Dayo from Queen Elizabeth Grammar School, Horncastle proved the result using modulus arithmetic. This is his solution but written so that you do not need to know about modulus arithmetic to understand the solution.

We must show that 3⁽³ⁿ⁺⁴⁾+7⁽²ⁿ⁺¹⁾ is a multiple of 11 for all positive integer values of n.

Let

f(n)

= 3⁽³ⁿ⁺⁴⁾+7⁽²ⁿ⁺¹⁾

= 27ⁿ×81 + 49ⁿ ×7

= (22 +5)ⁿ(77+4)+(44+5)ⁿ(11-4).

As all the terms except the term 5ⁿ of the binomial expansions (22+5)ⁿ and (44+5)ⁿ involve multiples of 11, it follows that for some integer k:

f(n) = 11k + 5ⁿ ×4 + 5ⁿ × (-4) = 11k +5ⁿ(4-4) = 11k.

Hence, for any integer value of n, f(n) (as stated above) is divisible by eleven.

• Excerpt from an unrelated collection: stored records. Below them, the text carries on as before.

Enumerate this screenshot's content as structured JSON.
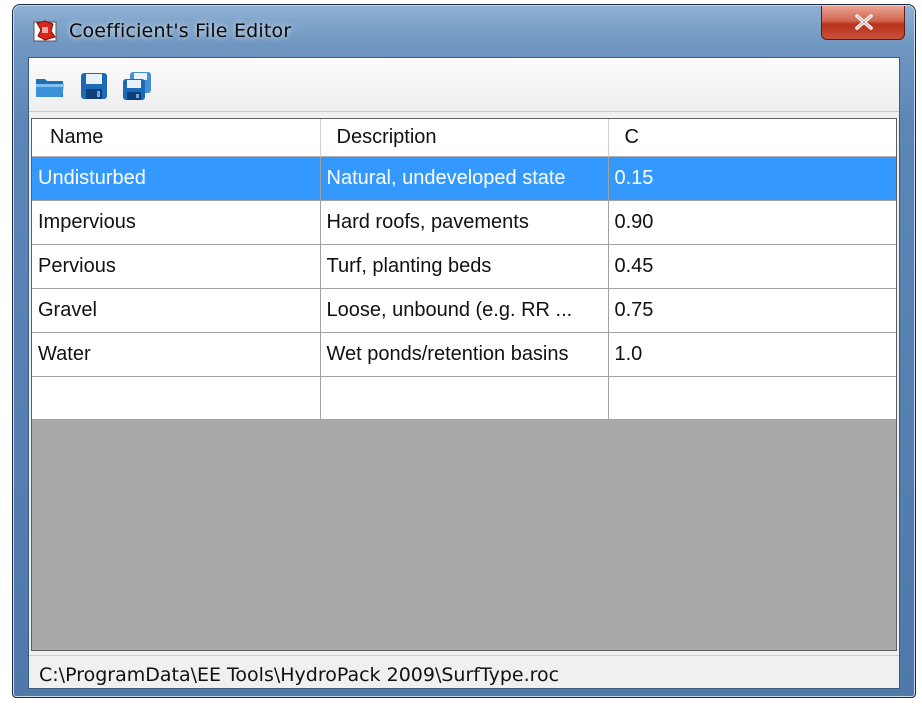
{
  "window": {
    "title": "Coefficient's File Editor",
    "close_label": "X"
  },
  "toolbar": {
    "buttons": [
      {
        "name": "open-button",
        "icon": "folder-open-icon"
      },
      {
        "name": "save-button",
        "icon": "floppy-disk-icon"
      },
      {
        "name": "save-as-button",
        "icon": "floppy-disks-icon"
      }
    ]
  },
  "grid": {
    "columns": [
      "Name",
      "Description",
      "C"
    ],
    "rows": [
      {
        "name": "Undisturbed",
        "description": "Natural, undeveloped state",
        "c": "0.15",
        "selected": true
      },
      {
        "name": "Impervious",
        "description": "Hard roofs, pavements",
        "c": "0.90"
      },
      {
        "name": "Pervious",
        "description": "Turf, planting beds",
        "c": "0.45"
      },
      {
        "name": "Gravel",
        "description": "Loose, unbound (e.g. RR ...",
        "c": "0.75"
      },
      {
        "name": "Water",
        "description": "Wet ponds/retention basins",
        "c": "1.0"
      }
    ]
  },
  "status": {
    "path": "C:\\ProgramData\\EE Tools\\HydroPack 2009\\SurfType.roc"
  },
  "colors": {
    "selection": "#3399ff",
    "grid_empty_area": "#a9a9a9",
    "close_button": "#c9503a"
  }
}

Good solutions using the axiom of mathematical induction were submitted by JiaMin from St Clare's School Oxford, Simba from Bury Grammar School, James from Aston Comprehensive School, Andrei from Tudor Vianu National College, Bucharest, Romania and Ruth from Manchester High School for Girls.

This is James's solution:

To prove P(n): 3⁽³ⁿ⁺⁴⁾ + 7⁽²ⁿ⁺¹⁾ is a multiple of 11.

Consider P(1): 3⁷ + 7³ = 2530, which is a multiple of 11. Therefore P(1) is true.

Assume P(k) is true. Therefore 3^(3k+4) + 7^(2k+1) is a multiple of 11. Consider

P(k+1): 3^(3(k+1)+4) + 7^(2(k+1)+1)

= 3^(3k+7) + 7^(2k+3)

= 27(3^(3k+4)) + 49(7^(2k+1))

= 27(3^(3k+4) + 7^(2k+1)) + 22(7^(2k+1))
.
As 3^(3k+4) + 7^(2k+1) is a multiple of 11 and 22 is a multiple of 11 therefore 3^(3(k+1)+4) + 7^(2(k+1)+1) is a multiple of 11, that is P(k+1) is true.

We have shown P(1) is true and P(k) implies P(k+1) therefore, by the axiom of mathematical induction, P(n) is true for all values of n.